Sesar’s Chronicle

Problem

Assessing large volumes of image-based data manually is time-consuming and inconsistent, especially under fatigue or when images are blurred. Traditional OCR methods often fail to generalize across lighting, orientation, and image quality variations commonly found in field conditions.

In this project, the main challenge was:

Handling low-resolution, variably lit, and occluded numeric images.
Minimizing human intervention and manual validation.
Integrating AI inference into an accessible web interface.

Solution

The solution integrates a custom-trained YOLOv8 model for object detection and number localization, paired with a Streamlit-based web interface for easy user interaction.

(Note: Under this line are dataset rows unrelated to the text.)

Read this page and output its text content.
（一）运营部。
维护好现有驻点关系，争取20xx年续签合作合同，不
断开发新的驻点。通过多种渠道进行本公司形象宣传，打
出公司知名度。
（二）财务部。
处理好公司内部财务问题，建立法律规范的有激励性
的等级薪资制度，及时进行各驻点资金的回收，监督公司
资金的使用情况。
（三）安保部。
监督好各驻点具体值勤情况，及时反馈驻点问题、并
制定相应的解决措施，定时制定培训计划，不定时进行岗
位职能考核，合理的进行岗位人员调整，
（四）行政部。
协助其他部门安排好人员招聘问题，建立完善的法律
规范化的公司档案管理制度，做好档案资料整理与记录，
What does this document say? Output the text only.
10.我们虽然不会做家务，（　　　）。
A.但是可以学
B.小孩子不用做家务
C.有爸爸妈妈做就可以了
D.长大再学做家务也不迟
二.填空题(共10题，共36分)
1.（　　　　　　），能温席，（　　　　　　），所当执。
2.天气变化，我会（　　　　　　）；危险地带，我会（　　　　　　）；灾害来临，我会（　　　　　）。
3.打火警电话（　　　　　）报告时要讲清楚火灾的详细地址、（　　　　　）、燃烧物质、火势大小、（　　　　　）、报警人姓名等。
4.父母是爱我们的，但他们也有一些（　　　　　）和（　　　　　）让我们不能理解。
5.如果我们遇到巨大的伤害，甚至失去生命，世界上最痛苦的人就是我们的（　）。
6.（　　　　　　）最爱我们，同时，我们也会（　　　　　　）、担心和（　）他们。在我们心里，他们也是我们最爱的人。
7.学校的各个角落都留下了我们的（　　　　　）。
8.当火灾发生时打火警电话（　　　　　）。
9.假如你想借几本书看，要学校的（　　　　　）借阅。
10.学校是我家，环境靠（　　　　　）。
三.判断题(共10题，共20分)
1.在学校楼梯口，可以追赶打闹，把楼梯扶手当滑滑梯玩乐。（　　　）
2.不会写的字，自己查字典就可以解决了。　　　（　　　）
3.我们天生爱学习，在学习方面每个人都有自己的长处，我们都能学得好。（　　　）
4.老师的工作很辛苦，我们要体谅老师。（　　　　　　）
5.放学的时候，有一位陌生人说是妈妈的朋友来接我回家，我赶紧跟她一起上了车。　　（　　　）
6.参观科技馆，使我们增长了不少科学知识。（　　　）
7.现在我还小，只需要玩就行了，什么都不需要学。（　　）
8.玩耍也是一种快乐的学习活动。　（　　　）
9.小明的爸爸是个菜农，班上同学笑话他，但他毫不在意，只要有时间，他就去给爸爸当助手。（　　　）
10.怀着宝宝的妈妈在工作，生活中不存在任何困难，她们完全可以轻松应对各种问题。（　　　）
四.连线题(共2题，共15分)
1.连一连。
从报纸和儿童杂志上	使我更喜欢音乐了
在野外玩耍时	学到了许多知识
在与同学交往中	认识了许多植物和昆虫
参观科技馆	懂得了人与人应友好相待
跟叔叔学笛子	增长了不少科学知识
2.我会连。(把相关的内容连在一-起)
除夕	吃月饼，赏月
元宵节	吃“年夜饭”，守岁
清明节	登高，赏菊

Using RoboFlow for dataset preparation and augmentation, the model achieves consistent accuracy even on imperfect real-world samples.

Workflow Highlights:

Data collection and cleaning from field images of electricity meters.
Model training using YOLOv8 with metrics monitoring for precision, recall, and validation loss.
Real-time inference served via Streamlit, displaying predictions and confidence scores.
Automated reading logs stored for further analysis or export.

tldr

Situation: Manual reading of numeric data from field images led to fatigue and inconsistent results.
Task: Automate and standardize the process using machine learning.
Action: Built and trained a YOLOv8-based OCR model; integrated it into a Streamlit web app.
Result: Achieved >98% accuracy on validation data, reducing human input and error.

Technical Highlights

Model: YOLOv8 trained on numeric and text detection dataset.
Frameworks: Python, PyTorch, Streamlit.
Data Pipeline: Roboflow for annotation and augmentation.
Metrics: Precision–Recall analysis; training/validation losses tracked.
Deployment: Model embedded in a web-based UI for non-technical users.

Reflection

This project emphasized the practical power of AI-assisted automation in solving tedious visual data problems. Embedding the trained model in a simple web interface made it usable by non-technical operators, proving how machine learning can bridge operational and technical workflows.

Future improvements could include:

Text-region post-processing (e.g., digit alignment correction).
Support for multilingual text recognition.
Integration with APIs for automatic data logging and analytics dashboards.